Внезапно он ощутил легкое прикосновение, как слабый электрический разряд. Петр с трудом сел в своей корабельной люльке, огляделся и увидел склонившуюся над ним фигуру Безумного Августа. «Пойдем со мной!» – сказал он. Петр приподнялся и потянулся. «Пошли скорей!» – подгонял его голос Августа. Петр молча встал, хотя под одеялом ему было тепло, а снаружи холодно.

«Ведем» № 44-5. Журнал детского дома № 1. Выходит каждую пятницу. 29 октября 1943. На обложке написано: «“Ведем” разрушит старые порядки». Слева – содержание журнала.

Он безмолвно следовал за Августом. Они спустились в трюм. Август зажег свечу. Свет от фитиля еле освещал тьму, гнездившуюся в щелях и углах. Они подошли к маленькой каюте. Безумный Август вошел туда, Петр за ним. Ключ звякнул в замке и исчез в кармане Августа. Он поставил свечку перед собой, сел на бочку с порохом и обхватил голову руками. Петр сел на корточки, ему было холодно. Август поднял голову. Его выразительное лицо засияло в свете свечи, маленькие огоньки заплясали в глазах. Время шло. Мелкие комары кружили вокруг пламени. Август заговорил. Его голос нарушил гробовую тишину.

«Жизнь. Что такое жизнь? Она как пламя этой свечи, которым глупые комары обжигают свои крылья».

Опять наступила тишина, нарушаемая лишь треском фитиля. «Бедные комары… Почему они с таким упорством роятся вокруг этого пламени? – Пауза. Август медленно рассуждал сам с собой, как бы раздумывая. – Инстинкт… Стремление к индивидуальному существованию и… неизвестность». Он опять обхватил голову руками и процедил сквозь зубы: «Они летают, привлеченные пламенем, пока оно не сожжет их и они не упадут на землю, мертвые. Дураки! Дураки? Инстинкт слишком силен, а неизвестность слишком притягательна, они не могут с этим совладать. Бедные насекомые!»

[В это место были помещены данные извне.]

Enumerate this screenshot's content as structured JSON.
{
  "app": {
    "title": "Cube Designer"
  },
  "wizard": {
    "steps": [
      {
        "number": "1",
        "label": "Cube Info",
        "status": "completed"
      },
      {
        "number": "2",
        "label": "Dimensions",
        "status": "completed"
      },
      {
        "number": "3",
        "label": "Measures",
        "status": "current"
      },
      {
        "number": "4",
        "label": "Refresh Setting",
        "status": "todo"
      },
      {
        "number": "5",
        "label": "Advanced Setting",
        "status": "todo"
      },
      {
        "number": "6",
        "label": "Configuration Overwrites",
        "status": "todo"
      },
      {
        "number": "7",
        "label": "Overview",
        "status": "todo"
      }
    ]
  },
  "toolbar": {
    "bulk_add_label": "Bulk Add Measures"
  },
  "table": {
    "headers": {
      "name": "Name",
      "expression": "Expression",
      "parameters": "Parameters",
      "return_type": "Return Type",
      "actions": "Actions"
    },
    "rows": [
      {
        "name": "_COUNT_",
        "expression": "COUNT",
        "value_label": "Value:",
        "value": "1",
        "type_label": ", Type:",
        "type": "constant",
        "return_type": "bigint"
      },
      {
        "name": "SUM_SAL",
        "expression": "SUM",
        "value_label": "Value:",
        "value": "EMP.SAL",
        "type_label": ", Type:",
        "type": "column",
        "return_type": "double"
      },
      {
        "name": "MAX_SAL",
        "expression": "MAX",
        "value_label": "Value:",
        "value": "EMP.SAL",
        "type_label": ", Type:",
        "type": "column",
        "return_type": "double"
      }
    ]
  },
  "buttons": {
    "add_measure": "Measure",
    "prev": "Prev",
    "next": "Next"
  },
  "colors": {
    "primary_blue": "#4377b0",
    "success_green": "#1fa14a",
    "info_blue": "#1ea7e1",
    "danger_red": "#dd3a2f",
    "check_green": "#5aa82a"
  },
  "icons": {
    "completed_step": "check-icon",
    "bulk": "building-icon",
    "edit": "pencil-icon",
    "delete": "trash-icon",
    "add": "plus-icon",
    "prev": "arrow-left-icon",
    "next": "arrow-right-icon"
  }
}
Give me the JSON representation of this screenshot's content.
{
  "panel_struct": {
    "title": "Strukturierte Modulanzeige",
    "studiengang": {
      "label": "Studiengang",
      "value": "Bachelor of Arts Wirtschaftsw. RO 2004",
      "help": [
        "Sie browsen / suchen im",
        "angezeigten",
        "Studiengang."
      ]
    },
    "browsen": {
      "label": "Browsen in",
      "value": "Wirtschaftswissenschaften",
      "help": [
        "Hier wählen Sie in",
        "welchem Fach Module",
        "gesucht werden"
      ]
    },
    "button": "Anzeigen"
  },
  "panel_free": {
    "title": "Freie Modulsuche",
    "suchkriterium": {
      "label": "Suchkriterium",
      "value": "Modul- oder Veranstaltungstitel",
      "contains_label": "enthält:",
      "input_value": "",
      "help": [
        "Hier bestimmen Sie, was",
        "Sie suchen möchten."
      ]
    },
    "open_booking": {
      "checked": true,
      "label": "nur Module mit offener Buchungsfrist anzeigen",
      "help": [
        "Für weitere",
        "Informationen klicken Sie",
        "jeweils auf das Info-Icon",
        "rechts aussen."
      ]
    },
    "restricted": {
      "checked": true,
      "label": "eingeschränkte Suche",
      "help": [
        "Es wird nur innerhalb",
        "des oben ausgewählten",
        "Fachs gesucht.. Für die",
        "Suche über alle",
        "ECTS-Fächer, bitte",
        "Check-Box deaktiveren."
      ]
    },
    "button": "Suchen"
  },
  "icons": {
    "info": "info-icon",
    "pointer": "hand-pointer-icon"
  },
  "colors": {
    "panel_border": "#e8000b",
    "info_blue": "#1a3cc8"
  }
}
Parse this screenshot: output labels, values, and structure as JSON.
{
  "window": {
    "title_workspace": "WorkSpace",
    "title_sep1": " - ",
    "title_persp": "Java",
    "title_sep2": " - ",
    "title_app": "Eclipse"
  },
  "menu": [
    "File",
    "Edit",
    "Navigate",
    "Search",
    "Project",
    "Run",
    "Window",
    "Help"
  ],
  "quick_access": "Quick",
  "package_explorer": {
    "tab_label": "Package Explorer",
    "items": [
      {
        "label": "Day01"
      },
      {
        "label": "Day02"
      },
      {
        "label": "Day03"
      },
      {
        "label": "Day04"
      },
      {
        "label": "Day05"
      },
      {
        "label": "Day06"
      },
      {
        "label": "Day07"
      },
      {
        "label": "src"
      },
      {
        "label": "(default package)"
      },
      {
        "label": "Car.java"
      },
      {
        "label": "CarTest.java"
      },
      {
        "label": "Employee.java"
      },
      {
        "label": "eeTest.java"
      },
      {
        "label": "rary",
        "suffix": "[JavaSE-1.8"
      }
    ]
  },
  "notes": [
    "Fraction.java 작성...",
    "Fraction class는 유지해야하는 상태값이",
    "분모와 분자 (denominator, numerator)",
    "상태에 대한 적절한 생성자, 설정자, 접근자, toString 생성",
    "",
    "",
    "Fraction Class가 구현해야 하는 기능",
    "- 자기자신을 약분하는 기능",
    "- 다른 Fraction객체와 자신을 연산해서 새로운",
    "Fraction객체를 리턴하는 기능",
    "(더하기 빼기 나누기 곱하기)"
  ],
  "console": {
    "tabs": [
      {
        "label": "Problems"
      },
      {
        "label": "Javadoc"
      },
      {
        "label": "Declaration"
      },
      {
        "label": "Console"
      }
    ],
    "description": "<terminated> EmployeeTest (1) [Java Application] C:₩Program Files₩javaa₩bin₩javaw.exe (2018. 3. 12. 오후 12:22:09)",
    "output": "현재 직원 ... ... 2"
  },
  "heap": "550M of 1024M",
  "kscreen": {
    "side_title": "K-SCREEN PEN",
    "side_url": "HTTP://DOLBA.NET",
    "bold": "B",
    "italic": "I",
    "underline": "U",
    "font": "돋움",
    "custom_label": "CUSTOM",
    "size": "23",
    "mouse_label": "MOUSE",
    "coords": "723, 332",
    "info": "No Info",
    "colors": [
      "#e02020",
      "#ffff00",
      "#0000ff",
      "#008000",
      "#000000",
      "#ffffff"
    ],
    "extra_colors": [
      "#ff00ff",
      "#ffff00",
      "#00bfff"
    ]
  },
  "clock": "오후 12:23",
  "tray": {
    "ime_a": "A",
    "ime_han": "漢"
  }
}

Они сидели в тишине. Петр недоумевал – зачем он сидит здесь, вместо того чтобы спать спокойно в своей каюте.

«Подумай о жизни, мой мальчик, – сказал Август. – Гляди: она как это пламя. Ты видишь? Ты понимаешь? По привычке мы кружимся вокруг него и должны умереть. Мы хотим самоутвердиться и ради этого готовы пожертвовать всем!»

Фрагменты из рисунка Петра Гинца Корабль Колумба. 1943.

Петр Гинц боготворил Колумба и даже написал от его имени воззвание: «Первопроходцы!! / Люди честных сердец / Люди слов и поступков / Люди с обветренными лицами / Вы душой чисты, вы бесстрашны / … / Всем вам по двадцать / В ваших руках штурвал / Мчите к неведомым далям / И завоюйте их! Колумб, Палос, 1492. В Терезине 2.2.1943».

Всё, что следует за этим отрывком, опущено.